The four day correction
Saul Singer is the gift that keeps on giving today. He alerts us to Warren Hoge's May 28 New York Times obituary on Indar Jit Rikhye. As I noted last summer in "Déjà vu, all over again," Hoge is the Times twit who served as the mouthpiece for anonymous European diplomats undermining John Bolton at the United Nations. Hoge wrote in his obituary of Rikhye on the start of the Six Day War:
He oversaw the withdrawal of the United Nations Emergency Force in Gaza and the Sinai in June 1967, when it found itself in the path of the advancing Israel Defense Forces and had all its vehicles wrecked, its communications knocked out and three of its soldiers killed.Hoge packs errors of omission and commision into that sentence. In reality the UN had been ordered out by Nasser three weeks before, contributing to the onset of the war. Four days after Hoge's May 28 obituary of Rikhye, the Times appended the following correction to it:
An obituary on Monday about Indar Jit Rikhye, an Indian general who was a top adviser to United Nations peacekeepers, referred incompletely to the circumstances of the withdrawal overseen by General Rikhye of the United Nations Emergency Force in Gaza and the Sinai in June 1967. While he and some peacekeepers were caught in the path of Israeli forces, the Israelis were not responsible for their expulsion. Egypt had expelled the peacekeepers from Sinai and Gaza in mid-May, which Israel viewed as part of an Egyptian plan for war. General Rikhye — who was trying to appeal that expulsion — and some men remained. When Israel pre-emptively attacked Egypt in early June, starting the Six-Day War, the remaining peacekeepers were in their path.Saul comments:
The correction hardly captures the egregiousness of the error, and it is yet another example of the strange fact that almost all New York Times "errors" on Israel lean in one direction.Martin Peretz exposed Hoge's hashed history last week here. Peretz sagely prophesied: "I am sure that there will be a finicky little correction in tomorrow's New York Times parsing the gross distortion into some minor blur."

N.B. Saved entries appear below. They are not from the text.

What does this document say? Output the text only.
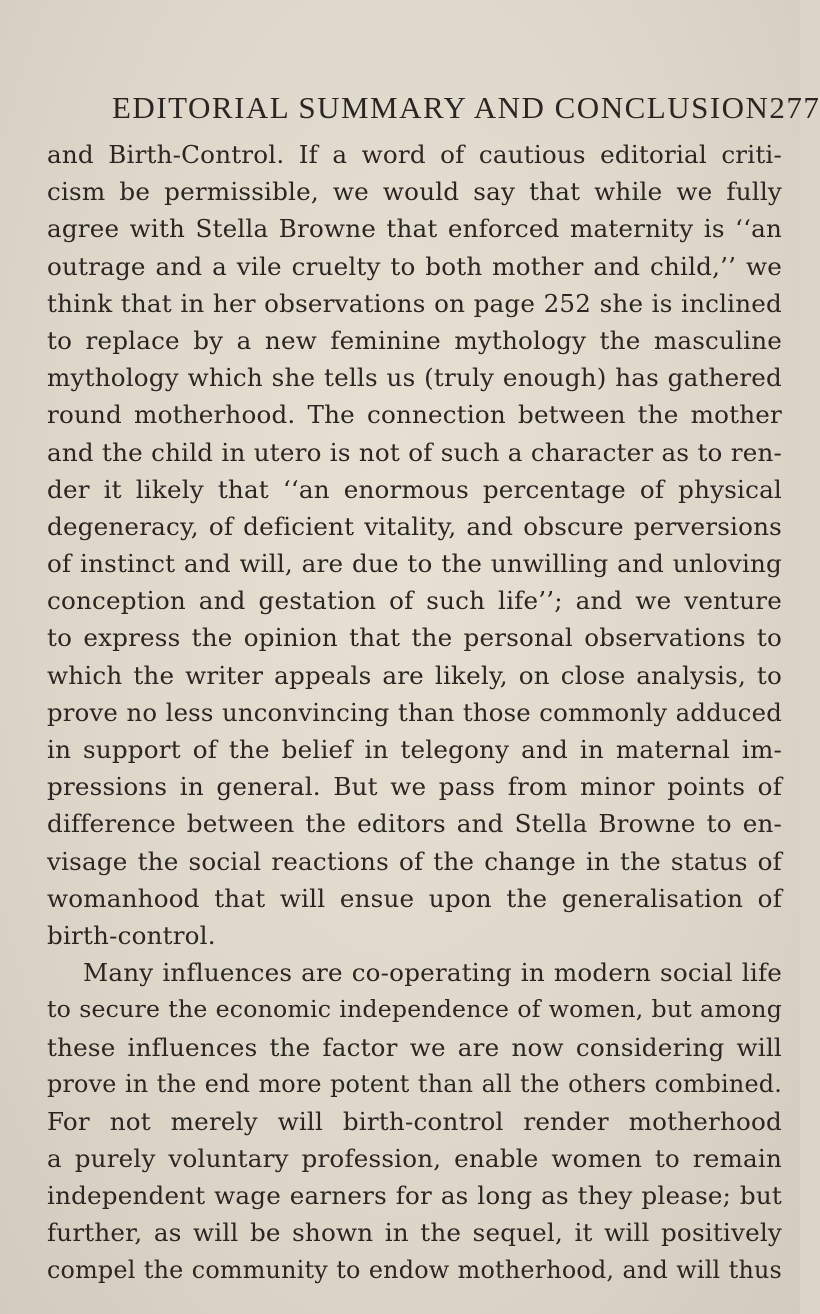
EDITORIAL SUMMARY AND CONCLUSION 277
and Birth-Control. If a word of cautious editorial criti-
cism be permissible, we would say that while we fully
agree with Stella Browne that enforced maternity is ‘‘an
outrage and a vile cruelty to both mother and child,’’ we
think that in her observations on page 252 she is inclined
to replace by a new feminine mythology the masculine
mythology which she tells us (truly enough) has gathered
round motherhood. The connection between the mother
and the child in utero is not of such a character as to ren-
der it likely that ‘‘an enormous percentage of physical
degeneracy, of deficient vitality, and obscure perversions
of instinct and will, are due to the unwilling and unloving
conception and gestation of such life’’; and we venture
to express the opinion that the personal observations to
which the writer appeals are likely, on close analysis, to
prove no less unconvincing than those commonly adduced
in support of the belief in telegony and in maternal im-
pressions in general. But we pass from minor points of
difference between the editors and Stella Browne to en-
visage the social reactions of the change in the status of
womanhood that will ensue upon the generalisation of
birth-control.
Many influences are co-operating in modern social life
to secure the economic independence of women, but among
these influences the factor we are now considering will
prove in the end more potent than all the others combined.
For not merely will birth-control render motherhood
a purely voluntary profession, enable women to remain
independent wage earners for as long as they please; but
further, as will be shown in the sequel, it will positively
compel the community to endow motherhood, and will thus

Interested readers may want to consult pages 67-75 of Michael Oren's history of the Six Day War, which includes Timesman C.L. Sulzberger describing UN General Secretary U Thant regarding Thant's order for the removal of the UN forces in May. Oren quotes Sulzberger describing Thant as having "the objectivity of a spurned lover and the dynamism of a noodle." I don't know whether the "dynamism" component of Sulzberger's critique of Thant applies to Hoge, but I think the "objectivity" component certainly does.